Postgate discovered that the “death” of microbes was not as clear cut as scientists had previously thought. Some bacteria that had always been classified as dead were in fact merely dormant and capable of being revived.
He wrote: “For most of this century most microbiologists have thought that the majority of bacteria in mud, soil, sediments and sludges, be they dead or moribund, were out of the picture for all practical purposes. This could be far from the truth. It is a sobering thought that they could be dosing, waiting for the call to leap into activity when a few lookouts sense appropriate change.”
He was promoted Senior Principal Scientific Officer in 1961 and in 1962 Postgate had a spell as a visiting Professor of Microbiology at the University of Illinois.
Upon returning to MRE, Postgate found his remit had changed and so resigned. He joined as assistant director and co-founded the multi-disciplinary Unit for Nitrogen Fixation (UNF), a laboratory funded by the Agricultural Research Council. The unit’s aim was to investigate the methods used by micro-organisms/bacteria to convert atmospheric nitrogen gas into ammonia under ambient conditions, for use in agricultural fertiliser. This process is essential to agricultural productivity and, therefore, to the ability of the ever-increasing human population to feed itself.
The unit settled at the University of Sussex in late 1964, and in 1965 the university appointed Postgate Professor of Microbiology in addition to his UNF position, with only postgraduate teaching duties.
An articulate and concise man, Postgate wrote a number of specialist and popular science books; his clarity of writing is evident in the popular book Microbes and Man (1969), which is still in print after four editions and has been translated into nine languages. Another such publication was The Outer Reaches of Life (1995), which clearly describes to non-scientists the invisible world of microbes and their ability to survive in the most harsh and inhospitable conditions on earth, revealing the remarkable potential and resilience of life itself.
Although as a child, Postgate had found music “a waste of time” at school, as a teenager he discovered jazz, following Duke Ellington and Count Basie among others, and taught himself to play several instruments.
While at university, he had led the Oxford University Dixieland Bandits.
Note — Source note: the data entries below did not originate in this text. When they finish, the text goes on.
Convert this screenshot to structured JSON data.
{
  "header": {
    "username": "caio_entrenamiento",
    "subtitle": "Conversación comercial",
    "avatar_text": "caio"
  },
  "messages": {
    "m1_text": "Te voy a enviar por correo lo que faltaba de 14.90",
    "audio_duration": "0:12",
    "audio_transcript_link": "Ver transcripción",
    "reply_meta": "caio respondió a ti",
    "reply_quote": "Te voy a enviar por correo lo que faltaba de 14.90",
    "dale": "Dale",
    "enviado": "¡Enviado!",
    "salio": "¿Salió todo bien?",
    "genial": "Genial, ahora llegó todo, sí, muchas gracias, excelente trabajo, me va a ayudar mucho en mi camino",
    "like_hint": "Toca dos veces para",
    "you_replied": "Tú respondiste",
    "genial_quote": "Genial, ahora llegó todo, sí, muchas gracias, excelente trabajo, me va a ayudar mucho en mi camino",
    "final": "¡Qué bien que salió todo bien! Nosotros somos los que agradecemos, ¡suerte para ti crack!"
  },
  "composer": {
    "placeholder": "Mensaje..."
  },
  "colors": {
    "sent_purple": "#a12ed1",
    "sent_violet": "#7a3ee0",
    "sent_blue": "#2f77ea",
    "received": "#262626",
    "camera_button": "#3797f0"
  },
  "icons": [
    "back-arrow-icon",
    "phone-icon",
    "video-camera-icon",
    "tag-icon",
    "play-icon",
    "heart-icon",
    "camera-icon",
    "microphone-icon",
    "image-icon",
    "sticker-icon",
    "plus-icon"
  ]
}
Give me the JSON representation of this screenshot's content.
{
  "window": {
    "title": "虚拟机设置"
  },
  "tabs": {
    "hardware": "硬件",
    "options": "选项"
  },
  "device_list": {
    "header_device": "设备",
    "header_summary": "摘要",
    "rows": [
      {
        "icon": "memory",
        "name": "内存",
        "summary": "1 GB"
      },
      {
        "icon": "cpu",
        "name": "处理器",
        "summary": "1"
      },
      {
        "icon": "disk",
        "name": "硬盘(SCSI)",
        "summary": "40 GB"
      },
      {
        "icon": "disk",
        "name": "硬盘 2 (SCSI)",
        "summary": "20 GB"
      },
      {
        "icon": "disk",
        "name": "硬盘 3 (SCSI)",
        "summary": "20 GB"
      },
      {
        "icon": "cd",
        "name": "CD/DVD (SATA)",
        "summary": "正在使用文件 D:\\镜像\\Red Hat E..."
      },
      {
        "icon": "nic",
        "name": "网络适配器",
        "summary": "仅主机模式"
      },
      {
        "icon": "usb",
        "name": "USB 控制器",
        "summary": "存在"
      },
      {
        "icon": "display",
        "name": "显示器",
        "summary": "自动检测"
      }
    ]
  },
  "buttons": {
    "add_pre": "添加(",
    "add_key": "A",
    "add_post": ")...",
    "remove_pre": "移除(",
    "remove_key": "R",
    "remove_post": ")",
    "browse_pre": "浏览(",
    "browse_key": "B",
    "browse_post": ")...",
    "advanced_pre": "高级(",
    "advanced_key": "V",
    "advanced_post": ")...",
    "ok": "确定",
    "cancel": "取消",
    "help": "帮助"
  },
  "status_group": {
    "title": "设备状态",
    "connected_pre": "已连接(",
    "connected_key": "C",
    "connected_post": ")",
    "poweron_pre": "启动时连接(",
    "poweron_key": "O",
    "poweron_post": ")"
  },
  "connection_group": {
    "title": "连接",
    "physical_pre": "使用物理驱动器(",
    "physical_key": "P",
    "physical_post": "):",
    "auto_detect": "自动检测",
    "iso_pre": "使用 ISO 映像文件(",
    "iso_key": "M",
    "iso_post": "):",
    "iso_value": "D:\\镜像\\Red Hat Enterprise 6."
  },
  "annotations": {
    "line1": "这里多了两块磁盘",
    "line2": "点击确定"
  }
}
Over the years, whenever possible, he formed or joined a number of bands including the university jazz group Sussex Trugs. He also wrote A Plain Man’s Guide to Jazz (1973).
Postgate received many awards including a Royal Society Fellowship in 1977. His last publication was his autobiography, Microbes, Music and Me: A life in Sciences (2013). His wife Mary died in 2008, and he is survived by their three daughters, Selina, Lucy and Joanna.